Copy all our files there.

import shutil

def copy(src, dst): 
    if os.path.isdir(src): 
        shutil.copytree(src, os.path.join(dst, os.path.basename(src))) 
    else: 
        shutil.copy(src, dst) 

path = os.getcwd()
for f in os.listdir(path): 
    print(f) 
    copy(os.path.join(path, f), tmpdir) 

.gitattributes
.snakemake
.gitignore
.test
README.md
config
.git
LICENSE
.gitmodules
.editorconfig
.github
snakeworkdir-c14b0c4e2a7c623030d7635459a969ae84a9d327975a0ecbef4b54ef6ade63f2.tar.gz
workflow

Let's get ready to run!

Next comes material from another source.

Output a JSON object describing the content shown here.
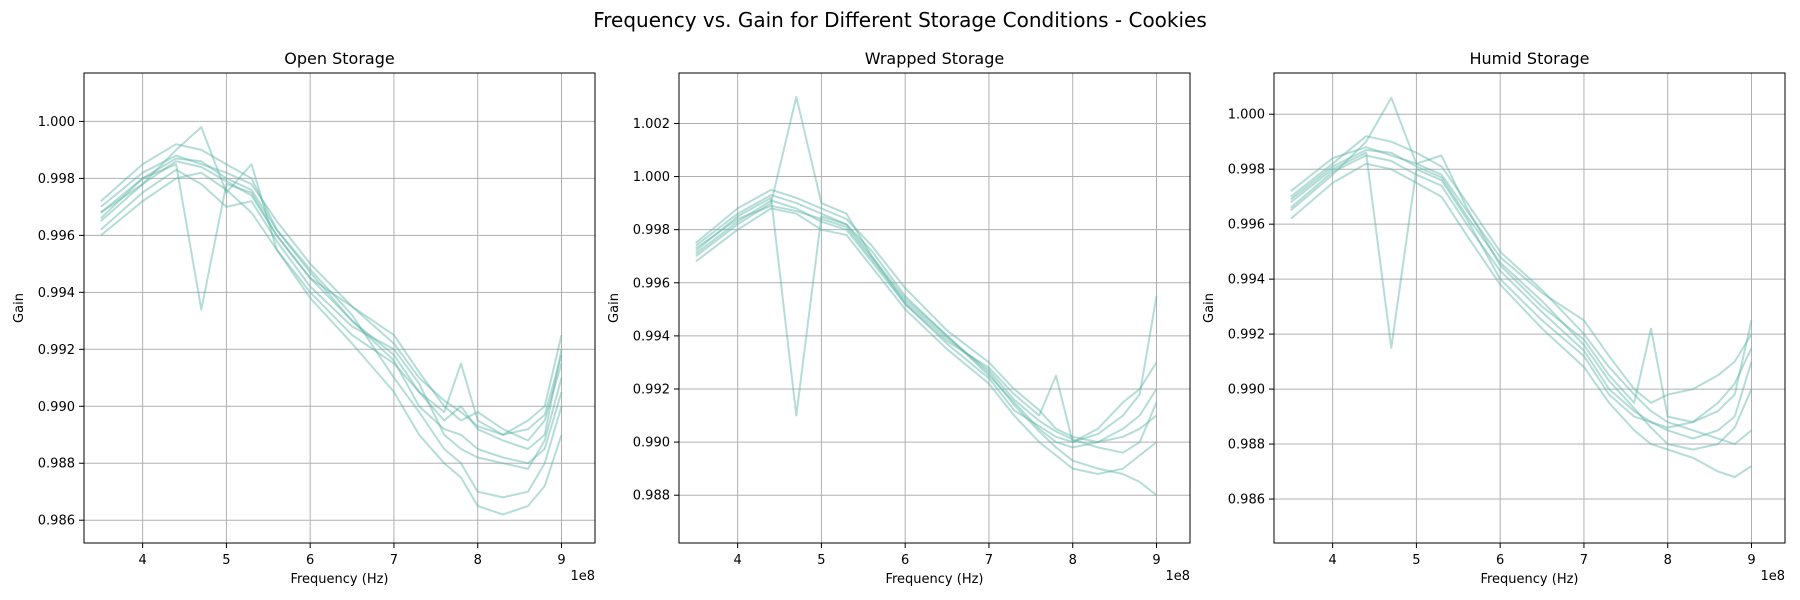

These are the same parameters used in testing.

cores = 3
verbose = True
success = snakemake( 
    snakefile,
    cores=cores, 
    workdir=tmpdir, 
    use_conda=True,
    google_lifesciences_regions=["us-west1"],
    default_remote_prefix="snakemake-testing/dna-seq-varlocirator",
    container_image="snakemake/snakemake:v5.10.0"
    google_lifesciences=True,
    google_lifesciences_cache=True,
    verbose=True) 

And then the pipeline will run and print verbose output to the screen akin to before.